Starbucks Corp.'s fiscal fourth quarter earnings increased by a better-than-forecast 34% on sales that increased by a double-digit percentage (per the Wall Street Journal). Starbucks has recorded stronger sales trends in the U.S. than most of its competitors. Same-store sales rose 8% in the U.S., driven by a 5% increase in transactions.
Here's the thing: Starbucks CFO and Group VP of Global Business Services, Troy Alstead noted in an interview that in addition to accelerated drive-through times and new food offerings, their loyalty program was responsible for increasing repeat customers and rising sales. That's right: Starbucks is tying their increase in sales to their loyalty program. From what we know of the internal workings at Starbucks CRM efforts they have plenty of analytics and data to back this up. And presumably that's how they reached this conclusion (acknowledging there were two other factors: food offerings and drive-through improvements). But the point here (at least for us) is clear: a loyalty program that appears to do exactly what was hoped: positively effect customer wallet-share.
The numbers speak for themselves. Overall, Starbucks reported a profit of $481.1M up from $359M a year earlier. And net revenue rose 13% to $3.8B. Hmm, a CFO reports a direct causal link between a loyalty program and business growth. Imagine that.

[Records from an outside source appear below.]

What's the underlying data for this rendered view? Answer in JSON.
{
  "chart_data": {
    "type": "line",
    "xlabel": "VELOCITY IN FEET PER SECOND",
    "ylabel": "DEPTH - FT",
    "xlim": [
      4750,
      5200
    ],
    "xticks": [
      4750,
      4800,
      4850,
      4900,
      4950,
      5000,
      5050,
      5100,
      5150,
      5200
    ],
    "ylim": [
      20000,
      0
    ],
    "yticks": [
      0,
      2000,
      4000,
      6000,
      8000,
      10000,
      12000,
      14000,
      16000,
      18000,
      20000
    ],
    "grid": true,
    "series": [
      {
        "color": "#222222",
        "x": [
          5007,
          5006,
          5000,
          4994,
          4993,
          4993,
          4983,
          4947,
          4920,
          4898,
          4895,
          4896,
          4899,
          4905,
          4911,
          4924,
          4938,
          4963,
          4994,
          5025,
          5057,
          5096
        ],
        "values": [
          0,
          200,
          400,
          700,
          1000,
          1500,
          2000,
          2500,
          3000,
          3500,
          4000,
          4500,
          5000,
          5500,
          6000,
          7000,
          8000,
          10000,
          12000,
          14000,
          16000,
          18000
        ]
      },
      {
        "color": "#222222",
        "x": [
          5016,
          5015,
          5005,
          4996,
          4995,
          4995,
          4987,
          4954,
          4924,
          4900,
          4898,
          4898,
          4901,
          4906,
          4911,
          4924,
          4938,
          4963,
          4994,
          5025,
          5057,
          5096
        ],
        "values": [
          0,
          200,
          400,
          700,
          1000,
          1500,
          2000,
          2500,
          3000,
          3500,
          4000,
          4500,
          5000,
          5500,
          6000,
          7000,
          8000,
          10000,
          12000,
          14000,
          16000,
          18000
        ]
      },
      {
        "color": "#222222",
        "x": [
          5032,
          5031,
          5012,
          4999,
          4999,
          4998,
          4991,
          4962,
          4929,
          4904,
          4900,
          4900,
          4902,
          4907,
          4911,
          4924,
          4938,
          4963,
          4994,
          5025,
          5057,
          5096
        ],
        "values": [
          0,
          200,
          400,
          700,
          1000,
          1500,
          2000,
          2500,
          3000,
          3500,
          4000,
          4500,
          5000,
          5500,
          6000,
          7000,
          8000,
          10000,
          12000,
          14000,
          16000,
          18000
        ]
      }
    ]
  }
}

Now, to be intellectually honest there is one more observation to make (and then I need to jump back to that client's deliverable) ...the key to Starbucks loyalty program invokes the two principal watchwords of the digital age: ease and convenience. We think what makes Starbucks program so effective is not just accumulating points to earn free drinks or food, rather its the fact that their loyalty mechanism (once a card, now a phone app) makes it easy and convenient to buy and reload their digital wallet. We'll have to muse about loyalty program vehicles another time.